I don't know what it is about me and the Warfield. The past three times I have had a seat in the balcony, I have had a chatty Cathy who praised my aloneness, an old man who kept falling on me due to his self-explained reliance on prescription drugs, and a couple who snorted coke and then made out (lather rinse repeat) during the entire show. (I think those last two were pre-blog. The old man incident occured at a Pretenders show - which is probably to be expected - but the cokehead makeout couple was at a Counting Crows show. Counting Crows? COKE? REALLY? I must have missed something in my appreciation for that band.)
The Shins were no exception. About 2 songs into the set, a couple sat down in the seats (providing at least 6 more inches leg room) directly in front of Connie and myself. (Did I mention that the legroom in our purchased seats was worse than Southwest's used to be? Yeah, it was that bad.) These folks proceeded to bob and sway and TALK TALK TALK and bob and sway and generally make it difficult to see or hear the band for about 15 minutes.
Now. Mind you, I've been trying to actively work on what I call my "people patience" - patience for people who, in my mind, are stupid idiots who care nothing about the entire universe that exists outside their own head - so I thought it was just me. Oh, no. Around song three of their arrival, Connie tapped me on the shoulder and whispered, "those people are annoying the HELL out of me."
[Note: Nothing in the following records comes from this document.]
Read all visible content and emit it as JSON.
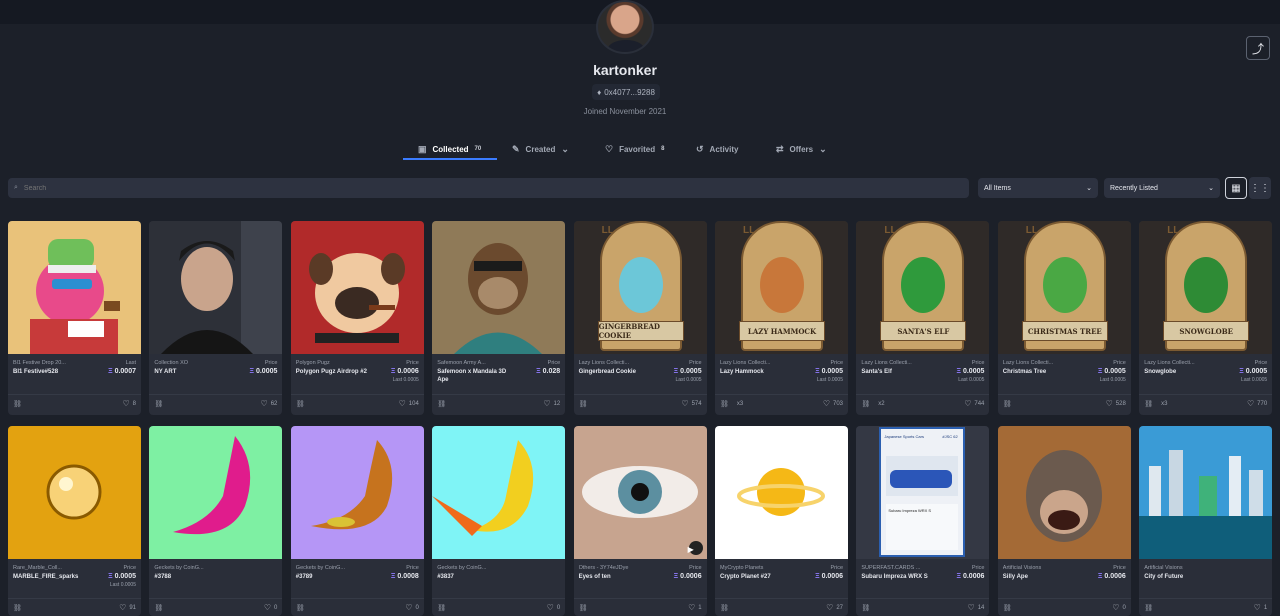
{
  "profile": {
    "username": "kartonker",
    "address": "0x4077...9288",
    "joined": "Joined November 2021"
  },
  "tabs": [
    {
      "label": "Collected",
      "count": "70",
      "icon": "collection-icon"
    },
    {
      "label": "Created",
      "icon": "brush-icon"
    },
    {
      "label": "Favorited",
      "count": "8",
      "icon": "heart-icon"
    },
    {
      "label": "Activity",
      "icon": "history-icon"
    },
    {
      "label": "Offers",
      "icon": "offers-icon"
    }
  ],
  "search": {
    "placeholder": "Search"
  },
  "filters": {
    "items": "All Items",
    "sort": "Recently Listed"
  },
  "colors": {
    "accent": "#3b7cff",
    "eth": "#8f7cff",
    "background": "#1c2029",
    "card": "#2a2e39"
  },
  "cards": [
    {
      "collection": "Bl1 Festive Drop 20...",
      "name": "Bl1 Festive#528",
      "price_label": "Last",
      "price": "0.0007",
      "last": "",
      "links": "",
      "likes": "8"
    },
    {
      "collection": "Collection XO",
      "name": "NY ART",
      "price_label": "Price",
      "price": "0.0005",
      "last": "",
      "links": "",
      "likes": "62"
    },
    {
      "collection": "Polygon Pugz",
      "name": "Polygon Pugz Airdrop #2",
      "price_label": "Price",
      "price": "0.0006",
      "last": "Last 0.0005",
      "links": "",
      "likes": "104"
    },
    {
      "collection": "Safemoon Army A...",
      "name": "Safemoon x Mandala 3D Ape",
      "price_label": "Price",
      "price": "0.028",
      "last": "",
      "links": "",
      "likes": "12"
    },
    {
      "collection": "Lazy Lions Collecti...",
      "name": "Gingerbread Cookie",
      "price_label": "Price",
      "price": "0.0005",
      "last": "Last 0.0005",
      "links": "",
      "likes": "574",
      "banner": "GINGERBREAD COOKIE"
    },
    {
      "collection": "Lazy Lions Collecti...",
      "name": "Lazy Hammock",
      "price_label": "Price",
      "price": "0.0005",
      "last": "Last 0.0005",
      "links": "x3",
      "likes": "703",
      "banner": "LAZY HAMMOCK"
    },
    {
      "collection": "Lazy Lions Collecti...",
      "name": "Santa's Elf",
      "price_label": "Price",
      "price": "0.0005",
      "last": "Last 0.0005",
      "links": "x2",
      "likes": "744",
      "banner": "SANTA'S ELF"
    },
    {
      "collection": "Lazy Lions Collecti...",
      "name": "Christmas Tree",
      "price_label": "Price",
      "price": "0.0005",
      "last": "Last 0.0005",
      "links": "",
      "likes": "528",
      "banner": "CHRISTMAS TREE"
    },
    {
      "collection": "Lazy Lions Collecti...",
      "name": "Snowglobe",
      "price_label": "Price",
      "price": "0.0005",
      "last": "Last 0.0005",
      "links": "x3",
      "likes": "770",
      "banner": "SNOWGLOBE"
    },
    {
      "collection": "Rare_Marble_Coll...",
      "name": "MARBLE_FIRE_sparks",
      "price_label": "Price",
      "price": "0.0005",
      "last": "Last 0.0005",
      "links": "",
      "likes": "91"
    },
    {
      "collection": "Geckets by CoinG...",
      "name": "#3788",
      "price_label": "",
      "price": "",
      "last": "",
      "links": "",
      "likes": "0"
    },
    {
      "collection": "Geckets by CoinG...",
      "name": "#3789",
      "price_label": "Price",
      "price": "0.0008",
      "last": "",
      "links": "",
      "likes": "0"
    },
    {
      "collection": "Geckets by CoinG...",
      "name": "#3837",
      "price_label": "",
      "price": "",
      "last": "",
      "links": "",
      "likes": "0"
    },
    {
      "collection": "Others - 3Y74eJDye",
      "name": "Eyes of ten",
      "price_label": "Price",
      "price": "0.0006",
      "last": "",
      "links": "",
      "likes": "1"
    },
    {
      "collection": "MyCrypto Planets",
      "name": "Crypto Planet #27",
      "price_label": "Price",
      "price": "0.0006",
      "last": "",
      "links": "",
      "likes": "27"
    },
    {
      "collection": "SUPERFAST.CARDS ...",
      "name": "Subaru Impreza WRX S",
      "price_label": "Price",
      "price": "0.0006",
      "last": "",
      "links": "",
      "likes": "14"
    },
    {
      "collection": "Artificial Visions",
      "name": "Silly Ape",
      "price_label": "Price",
      "price": "0.0006",
      "last": "",
      "links": "",
      "likes": "0"
    },
    {
      "collection": "Artificial Visions",
      "name": "City of Future",
      "price_label": "",
      "price": "",
      "last": "",
      "links": "",
      "likes": "1"
    }
  ],
  "car_card": {
    "title": "Japanese Sports Cars",
    "number": "#JSC 62",
    "caption": "Subaru Impreza WRX S"
  },
  "eth_symbol": "Ξ"
}
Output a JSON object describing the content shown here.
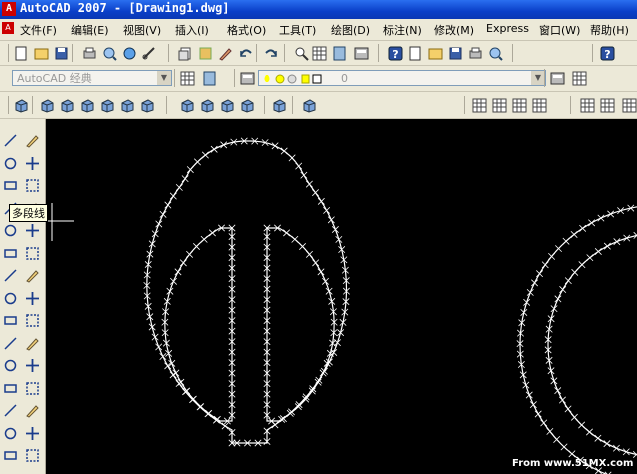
{
  "window": {
    "title": "AutoCAD 2007 - [Drawing1.dwg]",
    "app_icon": "autocad-icon"
  },
  "menu": [
    {
      "id": "file",
      "label": "文件(F)"
    },
    {
      "id": "edit",
      "label": "编辑(E)"
    },
    {
      "id": "view",
      "label": "视图(V)"
    },
    {
      "id": "insert",
      "label": "插入(I)"
    },
    {
      "id": "format",
      "label": "格式(O)"
    },
    {
      "id": "tools",
      "label": "工具(T)"
    },
    {
      "id": "draw",
      "label": "绘图(D)"
    },
    {
      "id": "dimension",
      "label": "标注(N)"
    },
    {
      "id": "modify",
      "label": "修改(M)"
    },
    {
      "id": "express",
      "label": "Express"
    },
    {
      "id": "window",
      "label": "窗口(W)"
    },
    {
      "id": "help",
      "label": "帮助(H)"
    }
  ],
  "workspace": {
    "value": "AutoCAD 经典"
  },
  "layer": {
    "value": "0"
  },
  "tooltip": {
    "text": "多段线"
  },
  "watermark": {
    "text": "From www.51MX.com"
  },
  "colors": {
    "canvas": "#000000",
    "title": "#0a3fc8",
    "chrome": "#ece9d8",
    "geometry": "#ffffff"
  }
}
THANK GOD. It wasn't just me.
Shortly thereafter, they snuck down to the general admission area to annoy those unfortunate people, and upon realizing this (thanks, house lights!) Con and I moved down a row to sit in their luxuriously leg-roomy seats. At that point, I totally relaxed and was able to enjoy the wonderfulness that is the Shins. And then? When their first song in the encore was a cover of Breathe in the Air? I could not have been happier about my $40 ticket purchase.
For long you live and high you fly
But only if you ride the tide
And balanced on the biggest wave
You race towards an early grave.
dude, i seriously considered escalating from my simple kicking of their seats to rubbing chewing gum in their hair. i know they were swigging cheap whisky from a flask, but i think they were also high. did you notice that when they went downstairs, they stood right in front of the speaker boxes? dunderheads.
ReplyDeleteanyways, despite all that, the show rocked.